Friday, July 16, 2004

"Terror" and "-ism"

By GEOFFREY NUNBERG
New York Times


"The long-term defeat of terror will happen when freedom takes hold in the broader Middle East," President Bush said on June 28, as he announced the early transfer of sovereignty to the Iraqis.

The "defeat of terror" — the wording suggests that much has changed since Sept. 11, 2001. In his speech on that day, Bush said, "We stand together to win the war against terrorism," and over the following year the White House described the enemy as terrorism twice as often as terror. But in White House speeches over the past year, those proportions have been reversed. And the shift from "terrorism" to "terror" has been equally dramatic in major newspapers, according to a search of several databases.

Broad linguistic shifts like those usually owe less to conscious decisions by editors or speechwriters than to often unnoticed changes in the way people perceive their world. Terrorism may itself be a vague term, as critics have argued. But terror is still more amorphous and elastic, and alters the understanding not just of the enemy but of the war against it.

True, phrases like "terror plots" or "terror threat level" can make terror seem merely a headline writer's shortening of the word terrorism. But even there, "terror" draws on a more complex set of meanings. It evokes both the actions of terrorists and the fear they are trying to engender.

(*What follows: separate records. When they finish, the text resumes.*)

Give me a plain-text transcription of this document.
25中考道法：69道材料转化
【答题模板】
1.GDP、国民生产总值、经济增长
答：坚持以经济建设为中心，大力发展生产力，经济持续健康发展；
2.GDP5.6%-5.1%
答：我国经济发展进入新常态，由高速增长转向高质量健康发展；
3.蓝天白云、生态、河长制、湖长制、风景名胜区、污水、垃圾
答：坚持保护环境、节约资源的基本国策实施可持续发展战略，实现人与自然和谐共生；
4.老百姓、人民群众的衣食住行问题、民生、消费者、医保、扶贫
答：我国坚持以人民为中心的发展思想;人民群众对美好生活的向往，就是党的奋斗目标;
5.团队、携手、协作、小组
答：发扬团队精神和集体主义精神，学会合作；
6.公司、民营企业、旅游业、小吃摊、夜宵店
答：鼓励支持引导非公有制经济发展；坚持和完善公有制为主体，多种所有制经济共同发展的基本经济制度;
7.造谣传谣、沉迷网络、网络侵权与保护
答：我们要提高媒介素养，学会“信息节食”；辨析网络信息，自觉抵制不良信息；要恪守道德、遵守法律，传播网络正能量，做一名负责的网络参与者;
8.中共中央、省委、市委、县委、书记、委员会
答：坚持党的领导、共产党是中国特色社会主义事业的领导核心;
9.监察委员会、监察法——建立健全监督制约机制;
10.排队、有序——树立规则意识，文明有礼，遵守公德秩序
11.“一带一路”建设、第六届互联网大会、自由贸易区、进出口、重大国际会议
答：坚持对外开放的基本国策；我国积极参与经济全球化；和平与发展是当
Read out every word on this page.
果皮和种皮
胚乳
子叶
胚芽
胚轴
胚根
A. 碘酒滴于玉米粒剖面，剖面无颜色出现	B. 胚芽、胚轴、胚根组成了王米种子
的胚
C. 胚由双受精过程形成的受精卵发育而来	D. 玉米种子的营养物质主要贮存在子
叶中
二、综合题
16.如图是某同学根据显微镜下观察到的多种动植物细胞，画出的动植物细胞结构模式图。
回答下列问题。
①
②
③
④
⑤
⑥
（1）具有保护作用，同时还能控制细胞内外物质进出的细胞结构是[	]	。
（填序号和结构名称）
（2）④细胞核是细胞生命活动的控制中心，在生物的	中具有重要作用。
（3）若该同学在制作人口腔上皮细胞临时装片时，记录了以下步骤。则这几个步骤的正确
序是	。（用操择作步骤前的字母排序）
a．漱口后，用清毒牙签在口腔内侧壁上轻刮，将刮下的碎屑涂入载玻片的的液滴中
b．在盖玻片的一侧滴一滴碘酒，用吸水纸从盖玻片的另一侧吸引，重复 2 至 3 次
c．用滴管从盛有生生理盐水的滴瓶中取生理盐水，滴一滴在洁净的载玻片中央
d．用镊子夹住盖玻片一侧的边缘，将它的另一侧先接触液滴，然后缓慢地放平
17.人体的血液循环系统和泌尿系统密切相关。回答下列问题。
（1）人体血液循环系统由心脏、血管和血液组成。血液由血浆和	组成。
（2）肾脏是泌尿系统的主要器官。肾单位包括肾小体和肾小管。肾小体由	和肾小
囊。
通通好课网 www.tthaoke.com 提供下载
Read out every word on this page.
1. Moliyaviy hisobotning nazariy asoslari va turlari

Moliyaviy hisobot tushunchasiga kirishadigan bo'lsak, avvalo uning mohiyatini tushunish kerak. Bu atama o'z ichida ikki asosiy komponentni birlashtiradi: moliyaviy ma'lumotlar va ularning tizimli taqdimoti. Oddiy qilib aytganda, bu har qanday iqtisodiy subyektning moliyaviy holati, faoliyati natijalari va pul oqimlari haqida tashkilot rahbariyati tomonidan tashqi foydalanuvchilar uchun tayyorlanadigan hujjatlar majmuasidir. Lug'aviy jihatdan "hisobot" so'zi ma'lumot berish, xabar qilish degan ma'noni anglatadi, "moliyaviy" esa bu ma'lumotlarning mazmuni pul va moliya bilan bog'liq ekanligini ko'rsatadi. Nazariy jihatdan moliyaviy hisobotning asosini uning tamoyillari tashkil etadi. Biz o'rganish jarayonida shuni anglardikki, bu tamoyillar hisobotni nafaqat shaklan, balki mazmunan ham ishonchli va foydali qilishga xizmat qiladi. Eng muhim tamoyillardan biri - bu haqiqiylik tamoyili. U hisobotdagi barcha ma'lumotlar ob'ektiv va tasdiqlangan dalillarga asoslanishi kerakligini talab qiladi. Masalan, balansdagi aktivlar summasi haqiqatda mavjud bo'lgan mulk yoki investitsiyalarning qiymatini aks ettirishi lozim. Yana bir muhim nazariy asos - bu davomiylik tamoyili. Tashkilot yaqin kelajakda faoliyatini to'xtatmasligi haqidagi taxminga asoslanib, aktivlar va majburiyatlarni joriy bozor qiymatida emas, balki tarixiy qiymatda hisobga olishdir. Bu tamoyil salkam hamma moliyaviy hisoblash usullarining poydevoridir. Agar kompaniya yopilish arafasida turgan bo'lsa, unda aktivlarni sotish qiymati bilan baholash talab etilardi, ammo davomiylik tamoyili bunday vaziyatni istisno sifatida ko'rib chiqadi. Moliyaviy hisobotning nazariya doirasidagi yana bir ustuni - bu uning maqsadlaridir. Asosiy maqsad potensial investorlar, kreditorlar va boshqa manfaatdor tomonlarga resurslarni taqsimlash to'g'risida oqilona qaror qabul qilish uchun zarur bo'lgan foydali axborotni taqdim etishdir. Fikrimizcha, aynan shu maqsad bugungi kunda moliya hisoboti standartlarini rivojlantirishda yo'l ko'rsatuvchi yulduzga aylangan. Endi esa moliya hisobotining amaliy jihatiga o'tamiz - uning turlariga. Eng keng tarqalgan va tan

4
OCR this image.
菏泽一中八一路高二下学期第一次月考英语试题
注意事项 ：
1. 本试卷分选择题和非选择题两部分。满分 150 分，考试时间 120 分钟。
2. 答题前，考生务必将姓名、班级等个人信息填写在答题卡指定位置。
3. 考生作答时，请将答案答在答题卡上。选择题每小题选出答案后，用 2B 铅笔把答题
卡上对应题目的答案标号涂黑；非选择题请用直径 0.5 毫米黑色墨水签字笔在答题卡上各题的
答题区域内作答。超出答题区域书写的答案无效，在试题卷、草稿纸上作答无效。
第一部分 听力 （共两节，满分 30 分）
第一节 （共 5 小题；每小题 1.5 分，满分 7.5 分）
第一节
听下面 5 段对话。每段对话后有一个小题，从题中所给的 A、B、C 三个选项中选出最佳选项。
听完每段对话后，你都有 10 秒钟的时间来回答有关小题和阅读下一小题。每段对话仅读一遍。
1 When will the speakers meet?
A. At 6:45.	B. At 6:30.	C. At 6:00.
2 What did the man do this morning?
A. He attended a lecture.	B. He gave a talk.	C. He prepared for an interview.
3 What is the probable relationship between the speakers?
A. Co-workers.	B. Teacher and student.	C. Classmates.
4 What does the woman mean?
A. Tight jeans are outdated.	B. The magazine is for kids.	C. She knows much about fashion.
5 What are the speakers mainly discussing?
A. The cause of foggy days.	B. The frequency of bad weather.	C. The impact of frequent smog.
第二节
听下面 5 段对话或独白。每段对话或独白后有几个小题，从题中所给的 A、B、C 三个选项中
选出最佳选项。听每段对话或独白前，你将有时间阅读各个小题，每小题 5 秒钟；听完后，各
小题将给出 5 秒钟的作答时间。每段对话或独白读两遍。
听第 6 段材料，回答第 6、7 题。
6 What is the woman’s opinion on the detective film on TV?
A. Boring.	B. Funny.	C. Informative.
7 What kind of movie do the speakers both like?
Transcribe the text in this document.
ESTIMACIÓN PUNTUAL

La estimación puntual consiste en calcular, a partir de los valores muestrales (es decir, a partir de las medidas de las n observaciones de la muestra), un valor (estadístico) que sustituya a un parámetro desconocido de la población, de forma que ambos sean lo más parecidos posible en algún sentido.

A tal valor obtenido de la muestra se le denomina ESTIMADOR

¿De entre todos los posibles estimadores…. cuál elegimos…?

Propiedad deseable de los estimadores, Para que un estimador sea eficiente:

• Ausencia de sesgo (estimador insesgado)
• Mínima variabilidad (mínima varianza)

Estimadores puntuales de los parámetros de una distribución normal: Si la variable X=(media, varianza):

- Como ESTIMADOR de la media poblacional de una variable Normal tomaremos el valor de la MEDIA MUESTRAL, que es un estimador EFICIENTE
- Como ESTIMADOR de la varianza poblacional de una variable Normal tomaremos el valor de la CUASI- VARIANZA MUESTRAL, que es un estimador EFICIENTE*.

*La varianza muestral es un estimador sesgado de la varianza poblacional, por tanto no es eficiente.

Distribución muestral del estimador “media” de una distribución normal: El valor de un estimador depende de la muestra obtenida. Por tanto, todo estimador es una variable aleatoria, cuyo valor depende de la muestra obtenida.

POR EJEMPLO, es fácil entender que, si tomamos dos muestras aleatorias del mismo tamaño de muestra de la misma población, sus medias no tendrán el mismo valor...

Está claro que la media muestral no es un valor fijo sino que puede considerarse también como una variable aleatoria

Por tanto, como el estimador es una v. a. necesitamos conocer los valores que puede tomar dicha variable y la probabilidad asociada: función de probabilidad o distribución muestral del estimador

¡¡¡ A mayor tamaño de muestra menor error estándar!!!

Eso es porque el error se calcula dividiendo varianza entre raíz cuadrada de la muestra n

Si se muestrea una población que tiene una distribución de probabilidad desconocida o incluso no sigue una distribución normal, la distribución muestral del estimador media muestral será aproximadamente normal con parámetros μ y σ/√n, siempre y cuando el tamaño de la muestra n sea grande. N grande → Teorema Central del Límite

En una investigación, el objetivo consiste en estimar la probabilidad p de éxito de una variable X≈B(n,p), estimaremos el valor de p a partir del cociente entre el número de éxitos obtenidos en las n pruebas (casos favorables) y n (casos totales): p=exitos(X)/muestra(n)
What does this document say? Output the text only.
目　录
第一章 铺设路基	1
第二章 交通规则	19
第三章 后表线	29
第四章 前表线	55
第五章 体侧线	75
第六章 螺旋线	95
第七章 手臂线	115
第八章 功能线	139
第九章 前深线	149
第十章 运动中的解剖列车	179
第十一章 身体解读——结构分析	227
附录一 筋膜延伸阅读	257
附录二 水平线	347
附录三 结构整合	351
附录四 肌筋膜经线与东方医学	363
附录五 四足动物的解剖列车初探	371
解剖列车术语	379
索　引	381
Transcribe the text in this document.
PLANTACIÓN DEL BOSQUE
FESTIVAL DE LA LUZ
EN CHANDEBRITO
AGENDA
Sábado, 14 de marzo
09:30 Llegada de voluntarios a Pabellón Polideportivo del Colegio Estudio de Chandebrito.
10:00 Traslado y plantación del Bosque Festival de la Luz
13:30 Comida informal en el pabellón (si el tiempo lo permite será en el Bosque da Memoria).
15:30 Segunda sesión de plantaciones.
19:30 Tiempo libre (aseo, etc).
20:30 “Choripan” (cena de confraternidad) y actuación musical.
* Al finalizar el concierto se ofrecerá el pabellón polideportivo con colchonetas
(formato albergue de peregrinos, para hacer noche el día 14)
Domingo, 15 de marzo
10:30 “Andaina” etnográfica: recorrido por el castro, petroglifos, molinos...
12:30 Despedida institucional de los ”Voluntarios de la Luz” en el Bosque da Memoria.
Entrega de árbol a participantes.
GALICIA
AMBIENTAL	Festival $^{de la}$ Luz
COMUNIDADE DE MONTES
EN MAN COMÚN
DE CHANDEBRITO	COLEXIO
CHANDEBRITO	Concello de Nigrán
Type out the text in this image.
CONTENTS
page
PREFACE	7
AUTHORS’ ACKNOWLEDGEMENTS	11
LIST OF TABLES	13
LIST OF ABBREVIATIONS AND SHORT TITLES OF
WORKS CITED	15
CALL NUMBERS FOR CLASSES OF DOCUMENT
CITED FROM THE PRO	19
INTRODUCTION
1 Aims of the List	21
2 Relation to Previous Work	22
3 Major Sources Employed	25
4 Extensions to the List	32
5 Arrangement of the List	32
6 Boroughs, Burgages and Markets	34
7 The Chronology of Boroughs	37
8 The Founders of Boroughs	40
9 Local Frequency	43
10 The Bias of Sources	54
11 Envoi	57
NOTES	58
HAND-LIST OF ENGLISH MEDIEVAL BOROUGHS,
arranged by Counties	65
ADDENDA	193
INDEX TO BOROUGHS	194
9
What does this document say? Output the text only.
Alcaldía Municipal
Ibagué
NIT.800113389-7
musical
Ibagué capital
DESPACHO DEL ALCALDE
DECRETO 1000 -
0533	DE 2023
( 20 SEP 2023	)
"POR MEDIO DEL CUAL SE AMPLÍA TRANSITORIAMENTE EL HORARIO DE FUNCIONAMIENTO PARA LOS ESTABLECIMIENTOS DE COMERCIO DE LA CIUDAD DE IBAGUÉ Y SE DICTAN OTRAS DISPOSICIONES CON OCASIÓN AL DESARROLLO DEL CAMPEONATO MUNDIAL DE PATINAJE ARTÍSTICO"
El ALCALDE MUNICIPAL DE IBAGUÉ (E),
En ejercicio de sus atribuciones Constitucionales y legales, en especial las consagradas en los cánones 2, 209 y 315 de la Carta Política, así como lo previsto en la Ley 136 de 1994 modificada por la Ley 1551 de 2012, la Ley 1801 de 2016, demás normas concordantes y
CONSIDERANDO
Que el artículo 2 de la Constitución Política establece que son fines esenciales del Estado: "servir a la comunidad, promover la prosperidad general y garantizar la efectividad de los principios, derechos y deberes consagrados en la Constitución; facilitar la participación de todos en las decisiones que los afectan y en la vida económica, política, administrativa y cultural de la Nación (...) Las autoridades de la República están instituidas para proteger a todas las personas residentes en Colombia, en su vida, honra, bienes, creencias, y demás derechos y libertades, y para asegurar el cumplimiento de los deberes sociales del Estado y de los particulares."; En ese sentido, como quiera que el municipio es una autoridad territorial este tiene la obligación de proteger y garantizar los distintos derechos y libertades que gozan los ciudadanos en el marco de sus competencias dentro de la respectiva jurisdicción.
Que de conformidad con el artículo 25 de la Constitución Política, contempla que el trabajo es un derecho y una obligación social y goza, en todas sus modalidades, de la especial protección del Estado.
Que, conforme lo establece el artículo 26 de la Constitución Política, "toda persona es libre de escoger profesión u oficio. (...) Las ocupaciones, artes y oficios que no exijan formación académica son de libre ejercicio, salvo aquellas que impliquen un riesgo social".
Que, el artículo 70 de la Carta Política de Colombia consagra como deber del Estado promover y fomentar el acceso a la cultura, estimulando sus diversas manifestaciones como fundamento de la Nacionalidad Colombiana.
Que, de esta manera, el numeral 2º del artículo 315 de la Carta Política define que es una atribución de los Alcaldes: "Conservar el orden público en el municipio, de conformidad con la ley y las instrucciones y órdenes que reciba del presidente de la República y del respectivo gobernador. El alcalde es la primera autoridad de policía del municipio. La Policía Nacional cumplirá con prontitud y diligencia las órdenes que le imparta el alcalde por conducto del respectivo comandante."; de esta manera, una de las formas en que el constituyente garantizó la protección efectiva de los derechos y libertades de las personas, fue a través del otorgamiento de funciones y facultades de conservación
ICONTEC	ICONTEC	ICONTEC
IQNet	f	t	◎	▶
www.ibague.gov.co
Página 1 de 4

"Do we cower in the face of terror?" Bush asked on Irish television a few days before the handover in Iraq, with terror doing double work.

And unlike "terrorism," "terror" can be applied to states as well as to insurgent groups, as in the president's frequent references to Saddam Hussein's "terror regime." Even if Saddam cannot actually be linked to the attacks of Sept. 11, "terror" seems to connect them etymologically.

The modern senses of "terror" and "terrorism" reach back to a single historical moment: "la Terreur," Robespierre's Reign of Terror in 1793 and 1794.

"Terror," Robespierre said, "is nothing other than justice, prompt, severe, inflexible; it is therefore an emanation of virtue."

It was the ruthless severity of that emanation that moved Edmund Burke to decry "those hell-hounds called terrorists," in one of the first recorded uses of "terrorist" in English.

For Robespierre and his contemporaries, "terror" conveyed the exalted emotion people may feel when face to face with the absolute. That was what led Albert Camus to describe terror as the urge that draws people to the violent certainties of totalitarianism, where rebellion hardens into ideology.

With time, though, the word's aura of sublimity faded. By 1880, "holy terror" was only a jocular name for an obstreperous child and "terrible" no longer suggested the sense of awe it had in "terrible swift sword." By the Jazz Age, "terrific" was just a wan superlative. Terror was still a name for intense fear, but it no longer connoted a social force.

"Terrorism," too, has drifted since its origin. By modern times, the word could refer only to the use of violence against a government, not on its behalf — though some still claimed the "terrorist" designation proudly, like the Russian revolutionaries who assassinated Czar Alexander II in 1881 and the Zionist Stern Gang (later the Lehi), which, in the 1940s used assassination and other violent means in hopes of driving the British occupiers out of Palestine.

It wasn't until the beginning of the post-colonial period that all groups rejected the terrorist label in favor of names like freedom fighters or mujahadeen. By then, "terrorism" was no longer a genuine -ism, but the name for a reprehensible strategy, often extended as a term of abuse for anyone whose methods seemed ruthless.

But the recent uses of "terror" seem to draw its disparate, superseded senses back together in a way that Burke might have found familiar. Today, it is again a name that encompasses both the dark forces that threaten "civilization" and the fears they arouse.

The new senses of the noun are signaled in another linguistic shift in the press and in White House speeches. Just as "terrorism" has been replaced by "terror," so "war" is much more likely now to be followed by "on" rather than "against."

That "war on" pattern dates from the turn of the 20th century, when people adapted epidemiological metaphors like "the war on typhus" to describe campaigns against social evils like alcohol, crime and poverty — endemic conditions that could be mitigated but not eradicated. Society may declare a war on drugs or drunken driving, but no one expects total victory.

"The war on terror," too, suggests a campaign aimed not at human adversaries but at a pervasive social plague. At its most abstract, terror comes to seem as persistent and inexplicable as evil itself, without raising any inconvenient theological qualms. And in fact, the White House's use of "evil" has declined by 80 percent over the same period that its use of "terror" has been increasing.

Like wars on ignorance and crime, a "war on terror" suggests an enduring state of struggle — a "never ending fight against terror and its relentless onslaughts," as Camus put it in "The Plague," his 1947 allegory on the rise and fall of fascism. It is as if the language is girding itself for the long haul.

Geoffrey Nunberg, a Stanford linguist, is heard on NPR's "'Fresh Air" and is author of "Going Nucular" (PublicAffairs, 2004).